Le jésuite ne se demande pas où est Dieu, ou si les malades du sida sont abandonnés de l’Église. Il reconnaît sans le dire « son Jésus » dans tous les corps. Comme dans celui de ce jeune qui, le soir de l’anniversaire de ses vingt et un ans, à l’approche de mourir, insiste pour mettre un nœud papillon… C’est ce qui rend universel ce texte. Voilà un destin qui se cherche, se perd, et finit par se trouver dans des lieux qu’on n’aurait jamais soupçonnés de contribuer à la vocation. Qui sait d’où vient la lumière, pas celle qui éclaire, mais celle qui guérit de l’inquiétude d’exister ?

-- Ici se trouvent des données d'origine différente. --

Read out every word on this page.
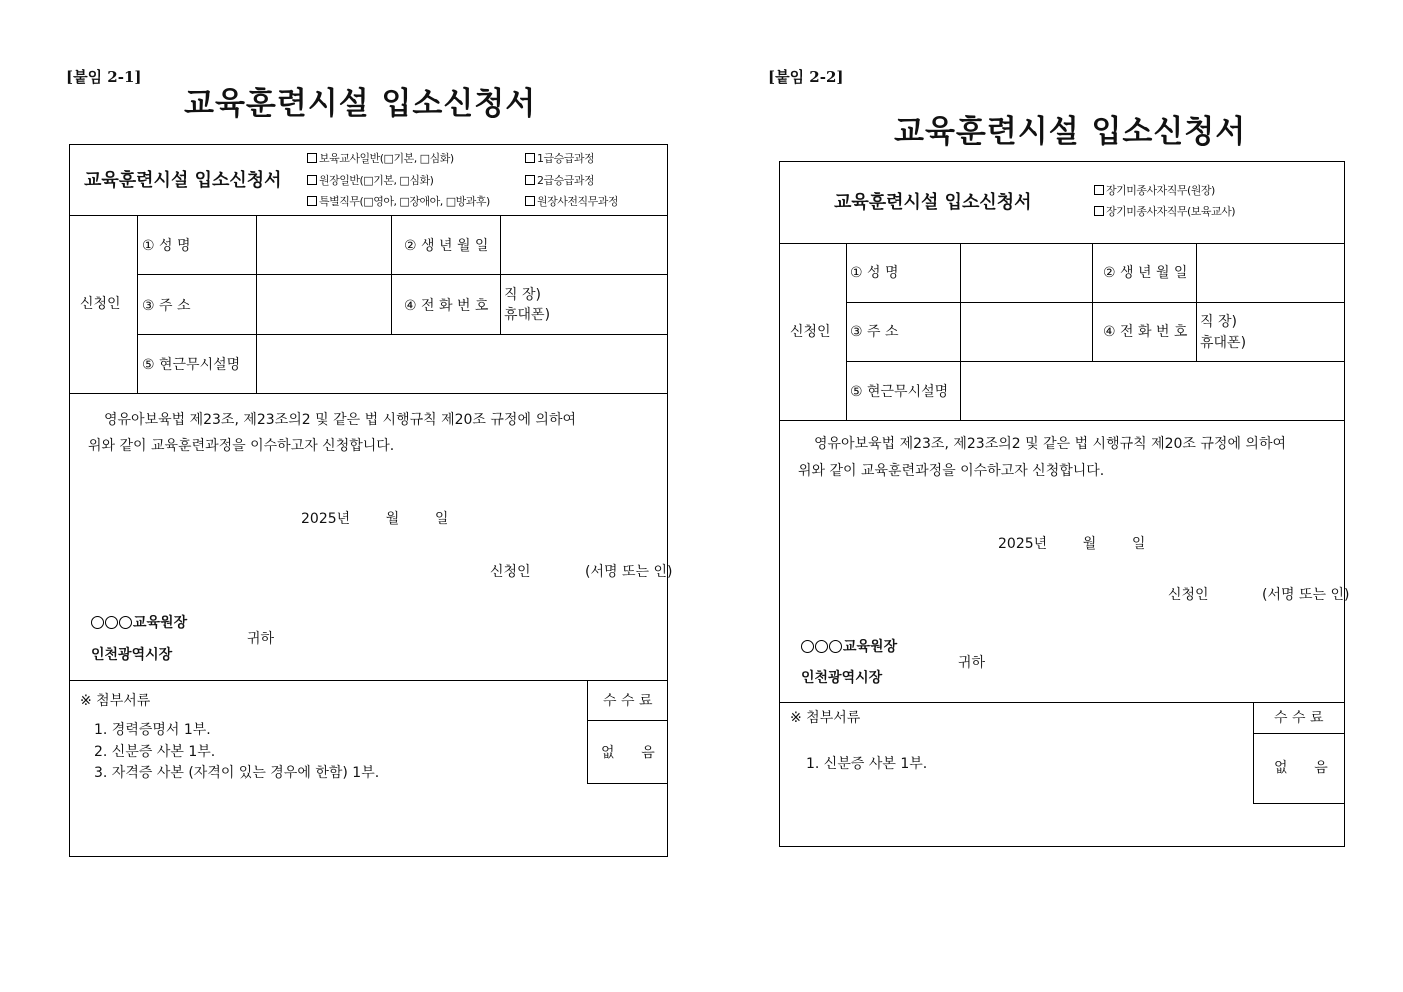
[붙임 2-1]
교육훈련시설 입소신청서
교육훈련시설 입소신청서
보육교사일반(□기본, □심화)
원장일반(□기본, □심화)
특별직무(□영아, □장애아, □방과후)
1급승급과정
2급승급과정
원장사전직무과정
신청인
① 성 명	② 생 년 월 일
③ 주 소	④ 전 화 번 호
직 장)
휴대폰)
⑤ 현근무시설명
영유아보육법 제23조, 제23조의2 및 같은 법 시행규칙 제20조 규정에 의하여
위와 같이 교육훈련과정을 이수하고자 신청합니다.
2025년        월        일
신청인	(서명 또는 인)
교육원장
인천광역시장
귀하
※ 첨부서류
1. 경력증명서 1부.
2. 신분증 사본 1부.
3. 자격증 사본 (자격이 있는 경우에 한함) 1부.
수 수 료
없      음
[붙임 2-2]
교육훈련시설 입소신청서
교육훈련시설 입소신청서
장기미종사자직무(원장)
장기미종사자직무(보육교사)
신청인
① 성 명	② 생 년 월 일
③ 주 소	④ 전 화 번 호
직 장)
휴대폰)
⑤ 현근무시설명
영유아보육법 제23조, 제23조의2 및 같은 법 시행규칙 제20조 규정에 의하여
위와 같이 교육훈련과정을 이수하고자 신청합니다.
2025년        월        일
신청인	(서명 또는 인)
교육원장
인천광역시장
귀하
※ 첨부서류
1. 신분증 사본 1부.
수 수 료
없      음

Michel Leiris, en préface de son autobiographie L’Âge d’homme, avait rédigé des lignes éclatantes sur la littérature entendue comme art de la tauromachie. Il voulait dire qu’il y avait un risque à parler de soi, et qu’il y fallait du courage. La corne du taureau pouvait tuer si le torero n’était pas sincère. Paul Auer, avec Les Amants de Jésus, porte avec le récit une pensée originale de l’autobiographie, entendue comme une activité de « renseignement ».

Face à cet être, vivant « dans la hantise d’être découvert », il faut traquer le « moi », le prendre en filature partout où il se cache, l’épier dans ses actions les plus obscures, se pencher sur son épaule pour écouter ses pensées les plus intimes, ne pas être dupe de ses masques, de ses routines. Celui qui se raconte doit être capable de mener l’enquête pour tirer la vérité d’une vie à double fond (« Paul Auer » n’est-ce pas d’ailleurs phonétiquement pull-over – un nom de couverture ?).

Il doit se faire l’espion de lui-même, agent secret avec permis de tuer s’il le faut. Même s’il est convaincu que « de toute façon, […] l’essentiel ne serait pas dit, non par malhonnêteté, mais parce que notre être entier était un secret que toute une vie ne suffirait pas à mettre en mots… ».

Paul Auer, Les Amants de Jésus, éditions Le Cherche-Midi, 2021, 317 pages.